With the 2018 elections already underway, senators chided the current and former secretaries of Homeland Security on Wednesday for not more strongly warning the American public about past Russian intrusions in state election systems and for a lack of urgency to protect balloting this year.
Kirstjen Nielsen, President Donald Trump's secretary of Homeland Security, testified alongside Jeh Johnson, secretary under former President Barack Obama, as the Senate intelligence committee launched an effort to protect the country's election security after Russian agents targeted election systems in 21 states ahead of the 2016 general election. There's no evidence that any hack in the November 2016 election affected election results, but the attempts rattled state election officials and prompted the federal government and states to examine the way votes are counted.
Senators on the panel have criticized both administrations for not moving quickly enough to stem the Russian threat, and continued to do so at the hearing. Maine Sen. Susan Collins, a Republican, critiqued Nielsen's opening statement, which described a series of efforts the department had already announced.
Nielsen stressed that the threat against U.S. election systems remains high and vigilance is important ahead of the midterm elections.
"I hear no sense of urgency to really get on top of this issue," Collins argued however, noting that "we are already in an election year."
Collins noted that many state election officials have remained without security clearances, making it harder for the department to share information with them.
To speed up communications and intelligence sharing, the department has been working to grant security clearances to up to three election officials in each state. Nielsen said Wednesday that just 20 of those officials have been granted full clearances.
"We are doing our best to speed up the process," Nielsen said.
Communication and intelligence sharing by the federal government has been a key concern among state and local election officials.

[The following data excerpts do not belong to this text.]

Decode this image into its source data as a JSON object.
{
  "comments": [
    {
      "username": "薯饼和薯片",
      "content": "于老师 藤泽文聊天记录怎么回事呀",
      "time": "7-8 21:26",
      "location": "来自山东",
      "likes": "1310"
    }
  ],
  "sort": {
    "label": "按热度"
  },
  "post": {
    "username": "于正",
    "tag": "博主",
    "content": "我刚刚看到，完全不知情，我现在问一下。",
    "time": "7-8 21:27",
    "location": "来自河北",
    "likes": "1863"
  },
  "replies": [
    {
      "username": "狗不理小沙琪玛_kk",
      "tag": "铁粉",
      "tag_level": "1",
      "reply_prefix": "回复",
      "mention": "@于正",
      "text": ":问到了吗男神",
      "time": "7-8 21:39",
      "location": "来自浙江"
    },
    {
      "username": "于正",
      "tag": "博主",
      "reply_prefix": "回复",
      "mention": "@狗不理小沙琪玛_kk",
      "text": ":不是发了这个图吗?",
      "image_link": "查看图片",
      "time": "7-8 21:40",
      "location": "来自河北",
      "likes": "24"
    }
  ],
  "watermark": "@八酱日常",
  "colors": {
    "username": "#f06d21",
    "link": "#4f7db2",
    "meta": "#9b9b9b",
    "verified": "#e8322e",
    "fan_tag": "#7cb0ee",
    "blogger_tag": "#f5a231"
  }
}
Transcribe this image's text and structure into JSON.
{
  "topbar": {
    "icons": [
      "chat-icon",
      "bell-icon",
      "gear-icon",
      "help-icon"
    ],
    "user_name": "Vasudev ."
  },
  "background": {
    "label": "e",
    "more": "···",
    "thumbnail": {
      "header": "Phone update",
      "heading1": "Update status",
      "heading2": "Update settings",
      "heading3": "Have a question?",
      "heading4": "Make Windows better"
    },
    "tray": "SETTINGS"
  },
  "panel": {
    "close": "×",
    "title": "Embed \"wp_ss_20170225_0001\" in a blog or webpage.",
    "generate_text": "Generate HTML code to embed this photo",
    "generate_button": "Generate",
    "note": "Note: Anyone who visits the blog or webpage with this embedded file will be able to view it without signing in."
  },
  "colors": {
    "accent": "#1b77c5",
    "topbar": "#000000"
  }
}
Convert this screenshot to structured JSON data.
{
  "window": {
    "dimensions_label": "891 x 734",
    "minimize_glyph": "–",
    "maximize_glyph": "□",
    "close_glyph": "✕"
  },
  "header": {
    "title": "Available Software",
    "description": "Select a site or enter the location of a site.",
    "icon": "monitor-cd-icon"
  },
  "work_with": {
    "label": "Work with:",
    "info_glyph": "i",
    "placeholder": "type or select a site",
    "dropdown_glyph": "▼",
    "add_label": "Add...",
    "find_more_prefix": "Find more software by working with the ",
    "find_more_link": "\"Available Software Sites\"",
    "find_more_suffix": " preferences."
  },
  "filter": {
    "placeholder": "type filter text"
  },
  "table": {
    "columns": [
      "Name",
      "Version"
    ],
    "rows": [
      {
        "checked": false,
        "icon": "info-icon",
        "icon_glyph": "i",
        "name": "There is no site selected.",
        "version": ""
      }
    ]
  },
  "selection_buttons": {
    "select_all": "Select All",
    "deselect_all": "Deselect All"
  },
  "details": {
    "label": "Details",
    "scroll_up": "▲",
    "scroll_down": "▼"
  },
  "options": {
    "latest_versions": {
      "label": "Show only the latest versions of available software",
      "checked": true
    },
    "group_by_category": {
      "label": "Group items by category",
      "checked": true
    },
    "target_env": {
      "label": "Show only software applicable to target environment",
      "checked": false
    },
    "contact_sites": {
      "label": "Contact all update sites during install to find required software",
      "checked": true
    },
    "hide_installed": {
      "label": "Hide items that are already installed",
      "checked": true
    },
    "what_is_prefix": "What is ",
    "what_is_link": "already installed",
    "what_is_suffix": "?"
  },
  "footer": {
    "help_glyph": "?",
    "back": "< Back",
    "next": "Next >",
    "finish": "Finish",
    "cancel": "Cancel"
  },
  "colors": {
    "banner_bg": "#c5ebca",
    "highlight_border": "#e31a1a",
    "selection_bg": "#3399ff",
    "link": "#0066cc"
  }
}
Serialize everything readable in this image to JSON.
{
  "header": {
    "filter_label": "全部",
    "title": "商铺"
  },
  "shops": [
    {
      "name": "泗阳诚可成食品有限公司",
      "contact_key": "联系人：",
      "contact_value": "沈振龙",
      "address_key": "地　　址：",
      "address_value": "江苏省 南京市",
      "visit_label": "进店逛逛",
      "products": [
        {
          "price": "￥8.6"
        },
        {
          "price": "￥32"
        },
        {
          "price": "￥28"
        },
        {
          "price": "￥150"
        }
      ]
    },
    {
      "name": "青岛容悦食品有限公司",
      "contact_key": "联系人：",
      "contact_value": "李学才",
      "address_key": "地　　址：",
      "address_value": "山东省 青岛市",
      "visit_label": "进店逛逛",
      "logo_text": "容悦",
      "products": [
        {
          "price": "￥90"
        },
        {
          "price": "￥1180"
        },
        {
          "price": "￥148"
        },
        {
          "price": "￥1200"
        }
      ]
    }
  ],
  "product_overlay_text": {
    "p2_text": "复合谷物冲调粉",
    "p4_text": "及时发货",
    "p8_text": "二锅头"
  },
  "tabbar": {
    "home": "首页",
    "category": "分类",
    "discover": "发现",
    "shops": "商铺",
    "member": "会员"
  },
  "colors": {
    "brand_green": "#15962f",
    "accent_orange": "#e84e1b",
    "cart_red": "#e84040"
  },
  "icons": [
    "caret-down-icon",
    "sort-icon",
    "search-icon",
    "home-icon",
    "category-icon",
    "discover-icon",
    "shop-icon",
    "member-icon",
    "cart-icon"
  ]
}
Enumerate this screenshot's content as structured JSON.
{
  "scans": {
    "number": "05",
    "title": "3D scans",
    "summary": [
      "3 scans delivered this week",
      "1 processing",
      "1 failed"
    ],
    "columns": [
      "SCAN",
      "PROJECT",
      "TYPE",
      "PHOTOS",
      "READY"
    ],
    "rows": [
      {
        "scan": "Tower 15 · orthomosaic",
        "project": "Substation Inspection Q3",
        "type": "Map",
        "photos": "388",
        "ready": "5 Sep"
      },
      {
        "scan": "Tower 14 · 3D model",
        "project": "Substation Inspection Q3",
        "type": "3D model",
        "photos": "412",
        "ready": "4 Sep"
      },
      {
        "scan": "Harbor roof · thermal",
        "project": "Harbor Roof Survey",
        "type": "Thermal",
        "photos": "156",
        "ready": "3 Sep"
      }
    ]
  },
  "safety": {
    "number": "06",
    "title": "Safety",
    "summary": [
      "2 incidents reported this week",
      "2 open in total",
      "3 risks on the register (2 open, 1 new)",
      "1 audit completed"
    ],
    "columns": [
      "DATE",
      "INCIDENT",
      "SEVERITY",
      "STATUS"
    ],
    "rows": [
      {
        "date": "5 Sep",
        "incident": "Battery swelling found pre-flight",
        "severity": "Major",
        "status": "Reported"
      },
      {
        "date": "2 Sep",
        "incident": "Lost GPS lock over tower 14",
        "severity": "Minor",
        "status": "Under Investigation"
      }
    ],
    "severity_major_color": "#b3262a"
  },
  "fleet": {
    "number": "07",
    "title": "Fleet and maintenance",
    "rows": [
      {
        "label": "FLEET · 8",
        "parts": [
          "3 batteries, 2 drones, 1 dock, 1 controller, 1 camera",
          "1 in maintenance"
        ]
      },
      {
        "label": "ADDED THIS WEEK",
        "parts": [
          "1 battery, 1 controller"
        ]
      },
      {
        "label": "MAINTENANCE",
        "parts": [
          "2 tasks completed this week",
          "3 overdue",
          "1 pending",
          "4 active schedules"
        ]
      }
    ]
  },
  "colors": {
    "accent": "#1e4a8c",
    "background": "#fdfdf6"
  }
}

Those officials complained that it took the federal government nearly a year to inform them whether their states had been targeted by Russian hackers.
Nielsen noted however, that an issue at the state level is when victims stop reporting of any issues in their election systems, DHS is then not aware of potential attacks.
"We got to find a way to encourage reporting and cooperation while also making it transparent," said Nielsen.
Nielsen also stressed the need to have a way to physically verify the integrity of the vote by way of a paper audit which would act as a receipt of one's vote for personal records that could later be used as a check by state and federal officials.
"If there is no way to audit the election that is absolutely a national security concern. So we're working with states, there is a variety of ways to do that," said Nielsen.
She added, "We do recommend it, you must have a way to audit and verify election results."
Collins, who has introduced legislation with other members of the committee to improve election cybersecurity, also pressed Johnson, asking if he should have issued stronger warnings in 2016 as it became clear that Russians were trying to intrude into the systems.
Johnson defended the way he alerted state and local election officials, noting that in the late summer and fall of 2016 he was repeatedly issuing public warnings for those officials to get cybersecurity assistance from the department.
"We were beating the drum pretty hard," Johnson said.
California Sen. Dianne Feinstein, a Democrat, also lambasted the Obama administration's response, saying it was not sufficient to warn the public "in any way, shape or form."
Senators are now urging state and local election officials to take advantage of resources provided by the Homeland Security Department, such as comprehensive risk assessments and remote cyberscanning of their networks to spot vulnerabilities. Overall, experts say far too little has been done to shore up those vulnerabilities in 10,000 U.S. voting jurisdictions that mostly run on obsolete and imperfectly secured technology.
As of last month, just 14 states had requested risk assessments and 30 had asked for remote cyberscans of their networks, according to Homeland Security officials. But even that was straining resources, since many of those risk assessments have not been completed.
Warner has said he thinks the process to prevent any compromise of election systems needs to be more robust, especially since President Donald Trump has not addressed the matter as an urgent problem.
"Every one of Mr. Trump's appointees in law enforcement and national security acknowledge what an ongoing threat Russia is," Warner said Tuesday. "It's pretty amazing to me we've had the director of the FBI, the director of national intelligence and the head of the NSA say in public testimony within the last month that they've received no direction from the White House to make election security a priority."
Nielsen defended Trump at the hearing, saying, "the line he is drawing is that no votes were changed. That doesn't mean there's not a threat."
She added: "We think the threat remains high."